Pur Autre Vie

I'm not wrong, I'm just an asshole

Thursday, September 26, 2013

Meaning and Magic in Bletchley Park

Sarang's third effort, Bletchley Park, is his most ambitious novel to date.  The story follows Basil Thwaite, a young mathematician recruited to work at the WWII-era code-breaking facility that gives the book its name.  Basil excels at his work, but he struggles to fit in with his fellow cryptographers.  He is not bullied, as he was at public school, but he finds social interaction to be baffling and embarrassing.  He retreats further and further into the clean, crystalline world of math, searching for meaning in the intercepted Nazi messages that flow into Bletchley Park.

Here the story takes a bizarre turn.  Where the rest of the team struggles to decrypt the incoming gibberish, Basil starts to discover too much meaning.  The dramatic moment arrives when Basil, discomfited by an encounter with an attractive coworker, accidentally starts decrypting a message he had already decrypted.  As the message resolves, Basil realizes that its interpretation has changed, that a slight difference in sequence has resulted in an entirely different, but completely intelligible, message.  The first message described a petrol shortage on the eastern front; the second assesses the political reliability of a Vichy official.  Basil is thrilled—he seems to have defeated the Nazis' attempt to smuggle one message under the cover of another.

But as more and more possible meanings emerge, excitement soon gives way to doubt and confusion.  After all, which of the interpretations is correct?  Is it a petrol shortage?  A disloyal operative?  New orders for the U-boats?  A warning about Dutch saboteurs?  It is beyond belief that the Nazis would undertake the laborious task of weaving all of these messages together.  After all, why bother?  But what other explanation could there be?

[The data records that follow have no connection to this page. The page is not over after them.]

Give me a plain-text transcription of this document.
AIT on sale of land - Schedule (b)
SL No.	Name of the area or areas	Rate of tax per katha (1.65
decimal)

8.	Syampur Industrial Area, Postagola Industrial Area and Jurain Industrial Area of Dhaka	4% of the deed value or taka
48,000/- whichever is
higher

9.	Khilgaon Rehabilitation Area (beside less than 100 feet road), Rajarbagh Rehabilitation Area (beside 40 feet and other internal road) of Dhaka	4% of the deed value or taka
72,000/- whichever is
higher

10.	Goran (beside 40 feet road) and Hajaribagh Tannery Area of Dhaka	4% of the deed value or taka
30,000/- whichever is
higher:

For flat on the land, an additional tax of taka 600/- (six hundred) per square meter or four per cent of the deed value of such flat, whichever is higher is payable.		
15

The Allied leadership becomes frustrated as Bletchley Park's output becomes sporadic and unreliable, and severe pressure is placed on Basil's superiors to fix the problem.  But there is no way to justify choosing one interpretation over another.  It is unacceptable to give the generals dozens of interpretations of each intercepted message; it is equally unacceptable to pick interpretations at random.  The Allies expend significant resources in a desperate attempt to test the different interpretations, but no systematic pattern emerges.  The longer Basil works on an intercepted message, the more interpretations he produces, but all interpretations seem to have an equal (and low) chance of being correct.

In the hands of a lesser writer, Bletchley Park could easily dissolve into a hazy morass, but Sarang doesn't let the Allies' dilemma overwhelm the story.  In fact, as Bletchley Park becomes near-useless, Basil becomes increasingly detached from his work.  Distrusted by some of his coworkers and despised by others, he spends his time reading philosophy, history, and economics, occasionally venturing to the local pub for beer-soaked debates.  Bletchley Park shifts back and forth between Basil's forceful, slightly muddled arguments and tense discussions within the Allied leadership.  As Basil broadens his analysis, the military view narrows, and we see an inversion of sorts.  Basil is concerned with the big questions of the Empire:  Indian home rule, Palestine, the sterling area.  Meanwhile the Empire is increasingly focused on the narrowest of questions:  what is it to make of the profusion of increasingly erratic intelligence coming from Bletchley Park?

Some readers will find Sarang's meandering, discursive storytelling unsatisfying, while others will find his hyper-realistic sex scenes unsettling.  But the book is the most emotionally honest that Sarang has written, and the first that can really be called a book of ideas.  One gratifying result is that Sarang has managed to avoid the irony/sincerity debate entirely.  The book is so earnest, and yet appears so light and effortless, that it seems to exist on a different dimension, like an imaginary number hovering over the real number line.  It is not always a pleasure to read, but it leaves the reader with such a whirlwind of ideas that few readers will be able to put it out of their minds until long after they finish it.

2 Comments:

Blogger Grobstein said...

Someone please write this.

2:40 PM  
Blogger James said...

Hey, I don't write 'em, I just review 'em. Ball's in Sarang's court.